I just found out that my co-worker’s grandmother just died. She was – understandably – wrecked and had to leave work. Today, we are all sharing thoughts with her to show support and it got me thinking about my own grandmothers and what I learned from them:
- Always have a good time. My maternal grandmother was a party girl – my earliest memories of her revolve around entertaining: hams, turkeys, bloody marys, smoking and swing music. While my mother has a different view of things, to me it was always an environment of joy, celebration and friendship. The warmth she exuded while entertaining was the same whether the house was full of people or just the two of us. Either way, she taught me that it’s important to have fun with the people you love.
- If all else fails, make fudge. My paternal grandmother was not the warm and fuzzy type. She was serious, cranky and distant…we had very little in common. But we still managed to connect on a very basic level: she made the best fudge ever. She may not have been able to hug and snuggle me, but that fudge let me know how much she loved me. (That and her mac ‘n cheese…yum…)
- A place of refuge. When I was in college, times were tough for my family; we were going through a lot. I didn’t know or understand the extent of things, but I did know that my parents had a series of difficult decisions and there was a lot of stress. My grandmother stepped in with the option for me to live with her. She wasn’t one for heart-to-hearts, but she offered me a place to decompress and process in peace.
- Music is important. With both grandmothers, music played a role in our relationships. At both houses, there was always music in the background (my paternal grandfather was a drummer in a Dixieland band). When we would arrive at my grandmother’s house, she would direct us upstairs to “put on your suits” and go get into the pool – she had an old “boom box” that she’d put in the window from the kitchen and blast swing music while we swam. They were both one-woman audiences for all our shows and musicals. They taught me songs that I sing to my own children.

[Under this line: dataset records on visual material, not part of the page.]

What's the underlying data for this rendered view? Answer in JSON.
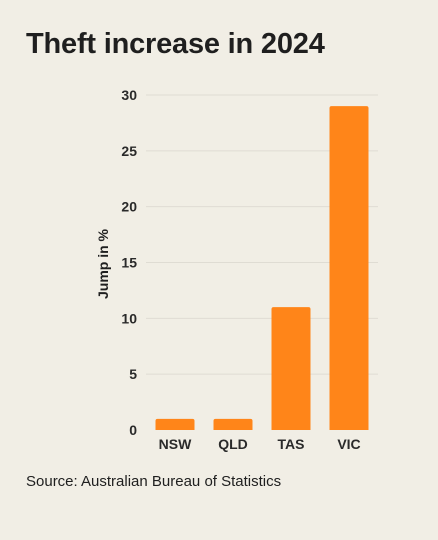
{
  "chart_data": {
    "type": "bar",
    "title": "Theft increase in 2024",
    "xlabel": "",
    "ylabel": "Jump in %",
    "categories": [
      "NSW",
      "QLD",
      "TAS",
      "VIC"
    ],
    "values": [
      1,
      1,
      11,
      29
    ],
    "ylim": [
      0,
      30
    ],
    "yticks": [
      0,
      5,
      10,
      15,
      20,
      25,
      30
    ],
    "grid": true,
    "legend": "none",
    "bar_color": "#ff8519",
    "grid_color": "#dfdcd3"
  },
  "source": "Source: Australian Bureau of Statistics"
}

I am under no delusion that my grandmothers were perfect, or that they were even good mothers. But they were important people in my life, people who offered support, guidance, a way out and love…to me, they are wonderful foundational pieces of my childhood and my adulthood. I thank them for all they were capable of giving and for giving it – I think that might be the most important lesson: giving something is better than giving nothing…the smallest things can end up being bigger than you’d ever think possible!